Other explanations invoke lateral inhibition between elements to explain vernier threshold elevation postulating that the flanks fall into the inhibitory region of the vernier offset detector mechanism, introducing a desensitization. Additional flanks might then reduce such inhibition. The gap experiments of
Figure 5 would then be interpreted as examples of breaking a hypothetical chain of inhibition/disinhibition. A credible model with the nuanced set of parameters to cover the range of effects revealed in this study with reasonable verisimilitude is beyond the scope of this article.

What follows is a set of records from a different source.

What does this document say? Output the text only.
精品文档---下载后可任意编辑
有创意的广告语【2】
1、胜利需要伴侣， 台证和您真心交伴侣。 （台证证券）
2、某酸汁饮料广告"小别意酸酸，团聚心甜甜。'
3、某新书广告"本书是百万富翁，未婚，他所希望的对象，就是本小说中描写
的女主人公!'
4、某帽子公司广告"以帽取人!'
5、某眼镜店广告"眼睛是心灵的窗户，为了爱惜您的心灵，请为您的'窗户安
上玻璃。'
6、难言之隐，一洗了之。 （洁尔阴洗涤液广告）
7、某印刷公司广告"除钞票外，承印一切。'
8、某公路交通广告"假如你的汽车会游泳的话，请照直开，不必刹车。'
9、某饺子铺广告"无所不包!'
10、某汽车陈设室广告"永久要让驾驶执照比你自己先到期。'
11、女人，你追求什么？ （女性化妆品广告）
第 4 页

Whereas our results tend to support a role of target conspicuity in crowding research, other researchers have denied such a role (Chung, Levi, & Legge,
2001; Felisberti, Solomon, & Morgan,
2005). Their results were obtained in peripheral vision; we presented stimuli foveally. Because spatial visual processing in the retinal periphery may differ in significant respects from that for foveal stimuli, comparison between such results may be difficult. For example, improved performance with increases in the number contextual elements was reported previously in foveal vision (e.g., Li et al.,
2000; Wehrhahn et al.,
1996), whereas in peripheral vision, performance does not seem to improve with an increasing number of flanks (e.g., Felisberti et al.,
2005; Parkes et al.,
2001; Pelli et al.,
2004; Strasburger, Harvey, & Rentschler,
1991; Wilkinson, Wilson, & Ellemberg,
1997).
Here, we are taking the first steps to examine the proposition that the results of the experiments described above warrant interpretation in terms of grouping processes in which the flanks, if their number is small or if they share the target lines' length (e.g.,
Figure 3, “equal length”), join cluster with the target and mask it, whereas when their number is large and they are of different length, they form their own configuration and allow the target to stand out by itself (e.g.,
Figures 2,
3, and
6).
We see reinforcement of this view in the observation that on casual inspection of the configurations, it appears that the more conspicuous the vernier pattern, the lower is the threshold. The impression that the more the actual test pattern stands out from its laterally flanking surround, the better its vernier acuity, can be given numerical expression by comparing the thresholds with the subjective ranking of conspicuity: The lower the score is, the more conspicuous the vernier pattern is. Five observers were asked to rank the eight configurations in
Figure 7A in the order of how conspicuous the central test vernier pattern appeared to them. The averaged rank order was plotted as a function of the average vernier threshold.
Figure 7B shows that there is indeed a strong tendency for the threshold to be higher the less the test vernier stands out from the whole display.
The data presented here open up the vista of formulating rules that grouping of feature elements obey in masking vernier acuity and, by extension, in acting as modules in perception.